When writing a lexer for ECMAScript how do you decide when to change between the goal symbols? https://tc39.es/ecma262/#sec-ecmascript-language-lexical-grammar I naively converted them to regex to toy with an idea. https://gist.github.com/sirisian/5c3402ca51a2440f0bc4e5d297269195 (Ignore any mistakes, I plan to redo it). Like I get that you'd start with InputElementHashbangOrRegExp https://regex101.com/r/YYgu1i/1 So the lexer would take tokens until it ran into a TemplateMiddle or TemplateTail. So in that example it takes the "a" then can't consume the "}". Where does one get the context, whether a RegularExpressionLiteral or TemplateMiddle/Tail is permitted? Is this based on the previous tokens? Do you have to like parse as you run the lexer so you'd potentially parse TemplateSpans -> TemplateMiddleList -> TemplateMiddle and this that would mean that's permitted. (And then you'd do the same to see if RegularExpressionLiteral is permitted)?
yes, you have to parse as you run the lexer
or at least, this is how everyone does it afaik

that is what this sentence is getting at:

There are several situations where the identification of lexical input elements is sensitive to the syntactic grammar context that is consuming the input elements.

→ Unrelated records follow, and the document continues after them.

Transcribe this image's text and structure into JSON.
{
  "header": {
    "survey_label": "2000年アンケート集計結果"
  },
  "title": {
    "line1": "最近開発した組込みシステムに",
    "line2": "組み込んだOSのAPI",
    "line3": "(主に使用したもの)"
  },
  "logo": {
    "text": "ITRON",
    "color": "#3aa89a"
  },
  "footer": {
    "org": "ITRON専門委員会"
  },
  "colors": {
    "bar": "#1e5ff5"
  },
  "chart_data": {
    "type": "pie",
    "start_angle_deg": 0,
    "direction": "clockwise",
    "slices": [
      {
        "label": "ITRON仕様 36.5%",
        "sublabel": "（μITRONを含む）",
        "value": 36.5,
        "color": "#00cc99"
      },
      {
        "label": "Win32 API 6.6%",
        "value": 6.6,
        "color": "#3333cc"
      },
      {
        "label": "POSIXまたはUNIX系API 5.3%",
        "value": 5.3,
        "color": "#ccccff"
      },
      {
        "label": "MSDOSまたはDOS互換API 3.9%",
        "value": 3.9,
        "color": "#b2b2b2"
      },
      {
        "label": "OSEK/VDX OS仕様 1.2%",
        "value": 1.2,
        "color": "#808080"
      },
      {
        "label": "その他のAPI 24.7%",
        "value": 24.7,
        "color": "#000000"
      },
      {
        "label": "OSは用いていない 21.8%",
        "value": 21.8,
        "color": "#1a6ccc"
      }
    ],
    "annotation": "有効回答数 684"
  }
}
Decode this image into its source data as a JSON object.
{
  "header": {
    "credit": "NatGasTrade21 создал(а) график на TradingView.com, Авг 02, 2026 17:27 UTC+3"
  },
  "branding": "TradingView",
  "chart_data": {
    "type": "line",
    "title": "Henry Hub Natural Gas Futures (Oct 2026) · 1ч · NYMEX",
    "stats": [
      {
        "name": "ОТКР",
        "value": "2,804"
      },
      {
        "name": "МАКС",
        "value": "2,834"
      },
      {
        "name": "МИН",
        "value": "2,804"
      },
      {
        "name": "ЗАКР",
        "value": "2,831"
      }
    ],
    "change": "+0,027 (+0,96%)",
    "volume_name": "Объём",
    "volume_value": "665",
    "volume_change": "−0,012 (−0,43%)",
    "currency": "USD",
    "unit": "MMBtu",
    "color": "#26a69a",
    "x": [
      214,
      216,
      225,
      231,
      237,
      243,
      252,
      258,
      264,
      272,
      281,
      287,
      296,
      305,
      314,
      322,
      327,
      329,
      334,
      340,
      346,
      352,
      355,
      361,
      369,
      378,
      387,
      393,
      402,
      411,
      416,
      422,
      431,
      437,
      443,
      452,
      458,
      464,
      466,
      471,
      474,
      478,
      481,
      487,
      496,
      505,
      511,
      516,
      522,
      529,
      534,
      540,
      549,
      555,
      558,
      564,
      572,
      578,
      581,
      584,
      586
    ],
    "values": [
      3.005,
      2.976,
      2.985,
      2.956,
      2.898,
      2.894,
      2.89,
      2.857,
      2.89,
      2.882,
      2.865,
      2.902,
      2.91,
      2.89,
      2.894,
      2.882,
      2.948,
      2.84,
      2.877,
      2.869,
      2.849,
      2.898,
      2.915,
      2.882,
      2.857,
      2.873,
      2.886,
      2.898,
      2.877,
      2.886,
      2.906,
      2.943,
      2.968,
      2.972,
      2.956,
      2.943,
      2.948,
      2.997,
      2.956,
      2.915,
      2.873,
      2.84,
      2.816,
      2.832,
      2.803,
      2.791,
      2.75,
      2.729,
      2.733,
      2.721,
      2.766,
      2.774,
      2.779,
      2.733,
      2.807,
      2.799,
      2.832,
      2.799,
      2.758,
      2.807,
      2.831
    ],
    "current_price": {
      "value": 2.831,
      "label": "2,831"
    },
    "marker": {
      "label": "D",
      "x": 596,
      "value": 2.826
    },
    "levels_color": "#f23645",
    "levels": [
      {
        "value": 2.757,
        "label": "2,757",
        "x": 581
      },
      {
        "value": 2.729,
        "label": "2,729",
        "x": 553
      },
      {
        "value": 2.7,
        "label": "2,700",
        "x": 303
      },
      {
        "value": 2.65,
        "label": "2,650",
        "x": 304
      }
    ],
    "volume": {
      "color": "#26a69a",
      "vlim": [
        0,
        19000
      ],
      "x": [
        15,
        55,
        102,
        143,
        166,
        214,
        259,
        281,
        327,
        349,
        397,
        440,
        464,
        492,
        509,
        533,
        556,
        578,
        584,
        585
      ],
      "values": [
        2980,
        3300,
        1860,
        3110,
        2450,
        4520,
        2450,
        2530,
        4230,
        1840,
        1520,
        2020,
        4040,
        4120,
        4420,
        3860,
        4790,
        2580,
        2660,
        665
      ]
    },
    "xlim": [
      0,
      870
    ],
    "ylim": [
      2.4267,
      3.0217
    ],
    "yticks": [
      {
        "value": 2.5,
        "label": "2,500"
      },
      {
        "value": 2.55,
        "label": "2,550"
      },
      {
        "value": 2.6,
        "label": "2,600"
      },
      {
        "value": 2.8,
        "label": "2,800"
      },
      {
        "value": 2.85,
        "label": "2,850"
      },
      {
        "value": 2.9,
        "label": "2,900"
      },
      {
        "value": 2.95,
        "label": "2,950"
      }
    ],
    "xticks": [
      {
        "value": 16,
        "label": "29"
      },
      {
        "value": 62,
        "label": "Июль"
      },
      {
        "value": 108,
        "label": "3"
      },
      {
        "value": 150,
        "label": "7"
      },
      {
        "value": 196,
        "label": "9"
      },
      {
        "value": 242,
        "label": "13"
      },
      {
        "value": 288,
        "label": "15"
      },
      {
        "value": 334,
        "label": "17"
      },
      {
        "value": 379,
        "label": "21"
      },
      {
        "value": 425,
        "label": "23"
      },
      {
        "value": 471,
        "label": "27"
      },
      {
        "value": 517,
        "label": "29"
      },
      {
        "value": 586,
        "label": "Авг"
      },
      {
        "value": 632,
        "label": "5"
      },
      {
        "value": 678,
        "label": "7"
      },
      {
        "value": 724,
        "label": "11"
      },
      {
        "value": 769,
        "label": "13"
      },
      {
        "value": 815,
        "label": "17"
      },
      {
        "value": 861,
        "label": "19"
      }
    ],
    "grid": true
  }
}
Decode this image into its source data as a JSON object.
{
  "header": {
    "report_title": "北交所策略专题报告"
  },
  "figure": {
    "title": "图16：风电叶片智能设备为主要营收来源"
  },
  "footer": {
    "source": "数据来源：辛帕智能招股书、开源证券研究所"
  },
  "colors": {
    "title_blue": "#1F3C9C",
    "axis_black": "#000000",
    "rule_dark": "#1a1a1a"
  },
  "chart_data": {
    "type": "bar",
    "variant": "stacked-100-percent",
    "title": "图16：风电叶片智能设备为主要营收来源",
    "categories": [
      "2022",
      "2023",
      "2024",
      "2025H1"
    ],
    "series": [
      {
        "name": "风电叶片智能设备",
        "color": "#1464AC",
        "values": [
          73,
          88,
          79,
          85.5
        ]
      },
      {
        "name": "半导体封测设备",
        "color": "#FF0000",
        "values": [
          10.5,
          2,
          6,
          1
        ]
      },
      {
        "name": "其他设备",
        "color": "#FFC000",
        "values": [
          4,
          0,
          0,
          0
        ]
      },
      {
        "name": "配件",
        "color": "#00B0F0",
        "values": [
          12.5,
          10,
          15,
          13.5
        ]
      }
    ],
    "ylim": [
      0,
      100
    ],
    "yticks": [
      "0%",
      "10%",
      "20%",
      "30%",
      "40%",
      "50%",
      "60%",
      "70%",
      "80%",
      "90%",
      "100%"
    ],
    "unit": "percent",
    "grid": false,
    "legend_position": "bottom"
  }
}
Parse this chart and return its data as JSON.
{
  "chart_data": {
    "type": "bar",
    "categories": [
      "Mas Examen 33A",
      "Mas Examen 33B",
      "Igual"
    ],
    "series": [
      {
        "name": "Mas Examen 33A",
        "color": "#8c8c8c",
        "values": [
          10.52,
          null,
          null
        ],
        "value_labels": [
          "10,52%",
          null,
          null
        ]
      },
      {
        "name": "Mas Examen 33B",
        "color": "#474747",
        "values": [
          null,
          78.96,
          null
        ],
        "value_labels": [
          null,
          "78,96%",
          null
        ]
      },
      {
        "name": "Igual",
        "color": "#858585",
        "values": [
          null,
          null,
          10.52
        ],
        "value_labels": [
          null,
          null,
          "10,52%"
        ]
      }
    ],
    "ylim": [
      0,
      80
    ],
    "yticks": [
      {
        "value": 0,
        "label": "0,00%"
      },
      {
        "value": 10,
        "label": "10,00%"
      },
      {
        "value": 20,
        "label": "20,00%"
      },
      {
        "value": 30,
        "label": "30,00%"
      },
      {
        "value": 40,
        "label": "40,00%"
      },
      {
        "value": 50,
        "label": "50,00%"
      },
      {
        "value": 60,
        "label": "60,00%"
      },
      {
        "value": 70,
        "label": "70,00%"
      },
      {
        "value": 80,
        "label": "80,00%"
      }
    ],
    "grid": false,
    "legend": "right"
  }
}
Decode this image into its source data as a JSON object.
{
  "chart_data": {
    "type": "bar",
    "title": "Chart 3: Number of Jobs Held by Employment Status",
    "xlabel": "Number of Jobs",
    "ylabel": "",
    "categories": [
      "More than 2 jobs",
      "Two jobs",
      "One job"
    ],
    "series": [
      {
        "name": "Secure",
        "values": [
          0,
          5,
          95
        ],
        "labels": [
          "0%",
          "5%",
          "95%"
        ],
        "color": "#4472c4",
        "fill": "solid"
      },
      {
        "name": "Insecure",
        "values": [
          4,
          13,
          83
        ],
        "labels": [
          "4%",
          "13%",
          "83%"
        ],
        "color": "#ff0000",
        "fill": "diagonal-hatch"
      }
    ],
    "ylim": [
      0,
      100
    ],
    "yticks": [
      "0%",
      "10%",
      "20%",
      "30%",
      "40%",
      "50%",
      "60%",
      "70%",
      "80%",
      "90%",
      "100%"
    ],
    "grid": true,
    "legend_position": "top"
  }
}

i.e., you can't know how to tokenize (the lexical grammar) without knowing the context from the higher-level parse (the syntactic grammar)
<Richard Gibson>
my understanding is basically that you start with lexical goal symbol |InputElementHashbangOrRegExp| and syntactic goal symbol being either |Script| or |Module|. Production of an input element from application of that |InputElementHashbangOrRegExp| goal will then limit possibilities in the syntactic grammar to the point where the new lexical goal symbol is determined. For example: if the first input element is a |TemplateHead| `prefix${ then the syntactic grammar has committed to an |ExpressionStatement| and its contained |Expression| starts with a |SubstitutionTemplate| whose aforementioned |TemplateHead| must be followed by an |Expression|. |Expression| can expand to |RegularExpressionLiteral| but not to |TemplateMiddle|, so the new lexical goal symbol is |InputElementRegExp|. If that produces input element |StringLiteral| "foo", then the syntactic grammar has committed the inner |Expression| to a |MemberExpression| starting with that literal as the |PrimaryExpression|, which can be followed by something that extends the |MemberExpression| (i.e., [ or . for member access or ` for a tagged template or a noncommittal |WhiteSpace| or |LineTerminator| or |Comment|), or otherwise by something that extends a containing production (e.g., ( for a call or ?. for an optional chain or / for a division or } to continue the outer template). So that means the next input element can be a |TemplateMiddle| or |TemplateTail| but not a |RegularExpressionLiteral|, and the new lexical goal symbol is |InputElementTemplateTail|. Continue ad nauseam.
<Richard Gibson>
Timo Tijhof: you can get consistent sorting like newPages.sort( ( a, b ) => (isNaN(a.index) ? Infinity : a.index) - (isNaN(b.index) ? Infinity : b.index) ), but I don't think there's any way to avoid some kind of surrogate value
Richard Gibson re your lexing+parsing description: yup, that sounds about right.